As you probably already know, all calico cats are female. No toms ever sport that colorful patchwork coat. What you may not know is that all female mammals, including all women, are calicos. Here's how it works.
Most chromosomes come in two copies. The copy from Dad will differ in minor ways from Mom's copy, but they code for pretty much the same genes. A certain amount of that gene's product, not too much and not too little, is needed for the proper functioning of the cell. So all of the cell's deliriously complicated little gene expression mechanisms work together to guarantee that each chromosome pumps out enough messenger RNA to get half of the optimal amount of the protein in question built. Jointly, they fill the quota.

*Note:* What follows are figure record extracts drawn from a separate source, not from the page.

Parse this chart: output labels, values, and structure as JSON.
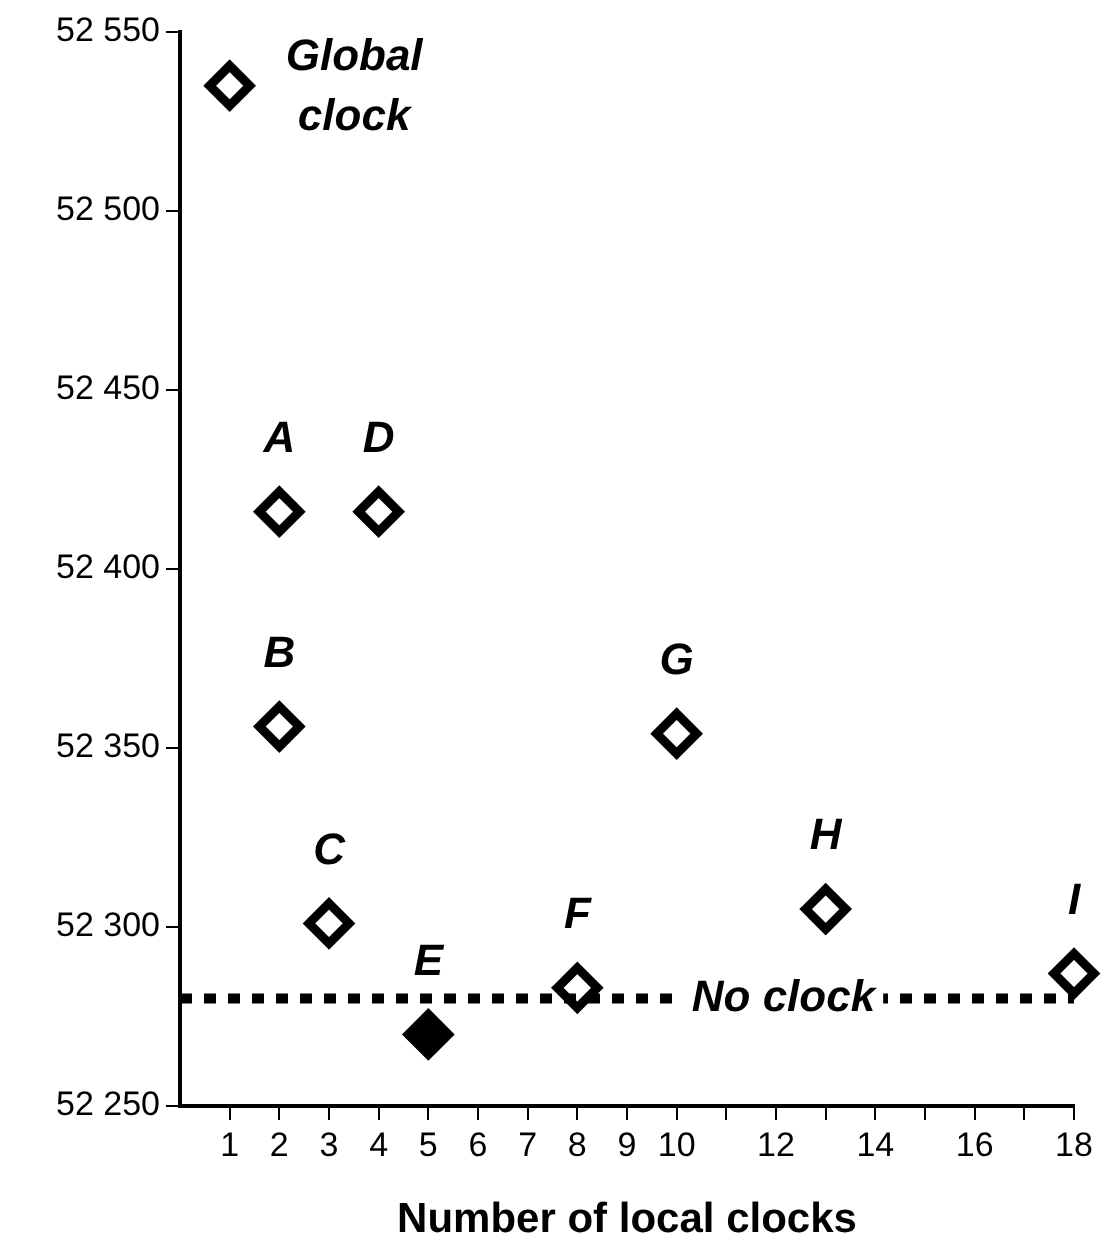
{
  "chart_data": {
    "type": "scatter",
    "xlabel": "Number of local clocks",
    "xlim": [
      0,
      18
    ],
    "xticks": [
      1,
      2,
      3,
      4,
      5,
      6,
      7,
      8,
      9,
      10,
      {
        "value": 11,
        "label": null
      },
      12,
      {
        "value": 13,
        "label": null
      },
      14,
      {
        "value": 15,
        "label": null
      },
      16,
      {
        "value": 17,
        "label": null
      },
      18
    ],
    "ylim": [
      52250,
      52550
    ],
    "yticks": [
      {
        "value": 52250,
        "label": "52 250"
      },
      {
        "value": 52300,
        "label": "52 300"
      },
      {
        "value": 52350,
        "label": "52 350"
      },
      {
        "value": 52400,
        "label": "52 400"
      },
      {
        "value": 52450,
        "label": "52 450"
      },
      {
        "value": 52500,
        "label": "52 500"
      },
      {
        "value": 52550,
        "label": "52 550"
      }
    ],
    "series": [
      {
        "color": "#000000",
        "x": [
          1,
          2,
          2,
          3,
          4,
          5,
          8,
          10,
          13,
          18
        ],
        "values": [
          52535,
          52416,
          52356,
          52301,
          52416,
          52270,
          52283,
          52354,
          52305,
          52287
        ],
        "colors": [
          "#ffffff",
          "#ffffff",
          "#ffffff",
          "#ffffff",
          "#ffffff",
          "#000000",
          "#ffffff",
          "#ffffff",
          "#ffffff",
          "#ffffff"
        ]
      }
    ],
    "marker": "diamond",
    "grid": false,
    "legend": false,
    "ref_lines": [
      {
        "axis": "y",
        "value": 52280,
        "label": "No clock",
        "line_style": "dotted",
        "color": "#000000"
      }
    ],
    "annotations": [
      {
        "text": "Global\nclock",
        "x": 1,
        "y": 52535
      },
      {
        "text": "A",
        "x": 2,
        "y": 52416
      },
      {
        "text": "B",
        "x": 2,
        "y": 52356
      },
      {
        "text": "C",
        "x": 3,
        "y": 52301
      },
      {
        "text": "D",
        "x": 4,
        "y": 52416
      },
      {
        "text": "E",
        "x": 5,
        "y": 52270
      },
      {
        "text": "F",
        "x": 8,
        "y": 52283
      },
      {
        "text": "G",
        "x": 10,
        "y": 52354
      },
      {
        "text": "H",
        "x": 13,
        "y": 52305
      },
      {
        "text": "I",
        "x": 18,
        "y": 52287
      }
    ]
  }
}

But when it comes to the sex chromosomes, there's a snag.
The Y's all right. Nobody, in the ordinary course of things, has more than one copy. Anything it produces, it will have to produce all of, so the gene activation machinery just doubles the order. But what to do with the X?

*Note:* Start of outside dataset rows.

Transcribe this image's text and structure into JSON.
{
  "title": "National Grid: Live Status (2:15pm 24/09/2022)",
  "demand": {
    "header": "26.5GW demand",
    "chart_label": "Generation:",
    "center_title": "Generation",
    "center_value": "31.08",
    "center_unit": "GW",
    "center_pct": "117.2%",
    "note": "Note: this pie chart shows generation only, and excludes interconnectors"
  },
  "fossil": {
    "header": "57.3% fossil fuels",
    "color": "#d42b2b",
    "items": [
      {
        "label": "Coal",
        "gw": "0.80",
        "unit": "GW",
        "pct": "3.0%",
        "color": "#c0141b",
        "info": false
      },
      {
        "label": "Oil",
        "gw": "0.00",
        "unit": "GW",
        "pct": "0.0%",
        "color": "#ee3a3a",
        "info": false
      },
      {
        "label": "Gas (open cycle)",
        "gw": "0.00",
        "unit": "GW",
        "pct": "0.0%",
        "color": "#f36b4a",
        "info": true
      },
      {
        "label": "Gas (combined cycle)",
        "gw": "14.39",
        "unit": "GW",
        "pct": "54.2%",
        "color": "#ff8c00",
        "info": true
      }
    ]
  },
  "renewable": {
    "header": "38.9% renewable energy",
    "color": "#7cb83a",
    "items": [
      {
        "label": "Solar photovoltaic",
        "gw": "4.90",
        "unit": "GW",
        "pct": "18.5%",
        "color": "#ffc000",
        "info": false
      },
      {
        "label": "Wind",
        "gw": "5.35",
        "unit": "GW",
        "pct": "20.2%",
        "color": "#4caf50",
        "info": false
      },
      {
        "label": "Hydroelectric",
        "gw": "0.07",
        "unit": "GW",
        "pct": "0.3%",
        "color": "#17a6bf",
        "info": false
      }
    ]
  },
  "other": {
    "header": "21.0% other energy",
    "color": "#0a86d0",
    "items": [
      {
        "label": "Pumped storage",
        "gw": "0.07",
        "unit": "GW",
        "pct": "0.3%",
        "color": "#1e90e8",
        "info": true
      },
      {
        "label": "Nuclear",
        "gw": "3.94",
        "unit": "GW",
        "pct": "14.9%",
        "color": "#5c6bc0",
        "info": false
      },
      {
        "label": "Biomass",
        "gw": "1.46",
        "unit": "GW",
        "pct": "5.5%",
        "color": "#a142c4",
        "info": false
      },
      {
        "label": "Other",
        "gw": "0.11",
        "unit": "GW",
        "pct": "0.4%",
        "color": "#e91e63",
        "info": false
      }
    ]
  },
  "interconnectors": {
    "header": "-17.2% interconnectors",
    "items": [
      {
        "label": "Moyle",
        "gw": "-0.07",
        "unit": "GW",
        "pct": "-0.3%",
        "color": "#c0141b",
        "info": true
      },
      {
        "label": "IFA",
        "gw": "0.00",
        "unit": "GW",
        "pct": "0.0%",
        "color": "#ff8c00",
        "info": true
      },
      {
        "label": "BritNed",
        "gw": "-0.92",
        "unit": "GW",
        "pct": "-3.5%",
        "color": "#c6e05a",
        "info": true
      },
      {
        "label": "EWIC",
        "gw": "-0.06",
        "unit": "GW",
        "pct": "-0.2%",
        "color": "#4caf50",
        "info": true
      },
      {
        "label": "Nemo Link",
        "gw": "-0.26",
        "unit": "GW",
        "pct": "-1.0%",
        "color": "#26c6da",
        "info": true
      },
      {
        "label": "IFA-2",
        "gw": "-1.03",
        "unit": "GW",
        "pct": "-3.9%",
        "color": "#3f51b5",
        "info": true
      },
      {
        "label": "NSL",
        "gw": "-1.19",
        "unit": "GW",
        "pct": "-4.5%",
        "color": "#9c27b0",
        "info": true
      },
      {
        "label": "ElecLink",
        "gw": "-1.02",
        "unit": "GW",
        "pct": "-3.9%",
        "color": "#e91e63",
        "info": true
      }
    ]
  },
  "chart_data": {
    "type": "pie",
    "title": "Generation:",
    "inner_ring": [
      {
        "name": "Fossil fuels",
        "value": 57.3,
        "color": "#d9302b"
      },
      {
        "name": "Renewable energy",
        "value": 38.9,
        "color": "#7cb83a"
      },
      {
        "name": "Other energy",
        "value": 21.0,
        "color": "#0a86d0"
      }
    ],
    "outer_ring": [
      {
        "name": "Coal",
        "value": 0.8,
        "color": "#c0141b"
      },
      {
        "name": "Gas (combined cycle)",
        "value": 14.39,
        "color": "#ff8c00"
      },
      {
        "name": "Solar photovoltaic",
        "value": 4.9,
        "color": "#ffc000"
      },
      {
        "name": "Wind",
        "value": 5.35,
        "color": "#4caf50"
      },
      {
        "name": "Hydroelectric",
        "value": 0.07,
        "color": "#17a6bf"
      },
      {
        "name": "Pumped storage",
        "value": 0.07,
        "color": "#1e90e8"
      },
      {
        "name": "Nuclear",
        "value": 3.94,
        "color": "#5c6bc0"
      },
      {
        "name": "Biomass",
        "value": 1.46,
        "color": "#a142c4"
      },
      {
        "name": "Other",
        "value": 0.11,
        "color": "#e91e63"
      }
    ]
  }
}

Sometimes (in girls) there'll be two copies of the X, sometimes (in boys) there'll be only one. But most of the X genes (unlike Y) have nothing to do with sexual characteristics. A protein that functions well at one concentration will starve or overwhelm its target process at half or double that concentration. It wouldn't do to have all the guys spending their lives in hypoglycemic shock, or all the girls with blood sugar counts off the charts. (Just a for instance, the gene for insulin lies elsewhere.)
Evolution's solution to the problem was to set the gene expression thermostat at male levels. And then, in the females, to turn off one X chromosome in every cell, so that its genes never get expressed. As it happens, it doesn't get around to doing this until the fertilized egg cell and its daughters have divided quite a few times. And then it picks at random which X chromosome to turn off. Half the cells will now express Dad's X genes, half will express Mom's. The embryo has become what's called a "chimera": its body is composed of two kinds of cells, which are genetically different. Two intermingled and interspersed parts of its body have, in effect, become fraternal twins.

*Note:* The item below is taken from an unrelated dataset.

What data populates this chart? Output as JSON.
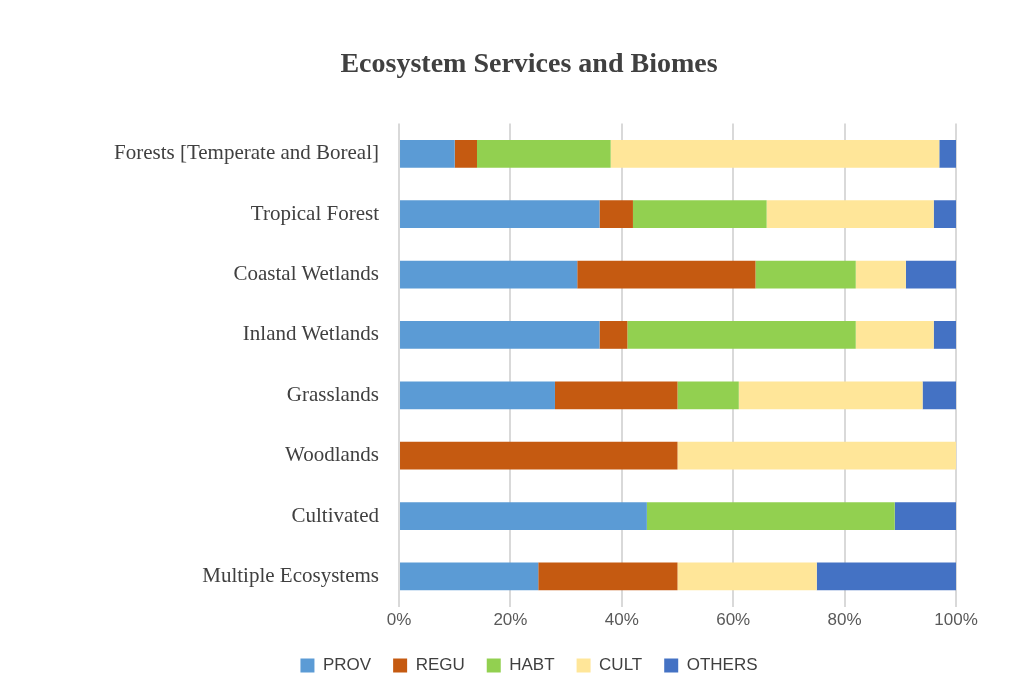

The choices of X are frozen. As the cells divide and the embryo grows, each Daddy-X cell produces only Daddy-X daughters, and each Mommy-X cell only Mommy-X daughters. The fetus, and eventually the infant, is patched together from big clumps of cells of one kind or the other. How big are those clumps? Look at the coat of a calico cat, and you'll see the patches written out on her fur.
In humans, skin and hair color aren't coded on the X chromosome, sparing girls some serious wardrobe compatibility headaches. What has emerged from the human genome project, though, is the fact that X contains a higher than usual density of genes which are expressed only in neural tissue. Brain genes. Consequently, while a man's brain runs on only one parent's X-genes, a woman's contains regions expressing her mother's X-genes, and other regions expressing her father's. You could say that women have twice the brains.
One would expect this to have a smoothing effect. Any brain protein from the X that makes her brother particularly smart, or dumb, or impulsive, or cautious, would have its effects moderated in her case by the version of the same protein she inherited from her other parent. Presto! The lower standard of deviation, in IQ and what have you, among females.
Last I heard, they'd pinned down which X proteins are expressed only in nerves. Learning the functions of them all is going to be a long hard piece of gumshoeing. So my previous graf's final sentence is just speculation at this point. The rest is solid.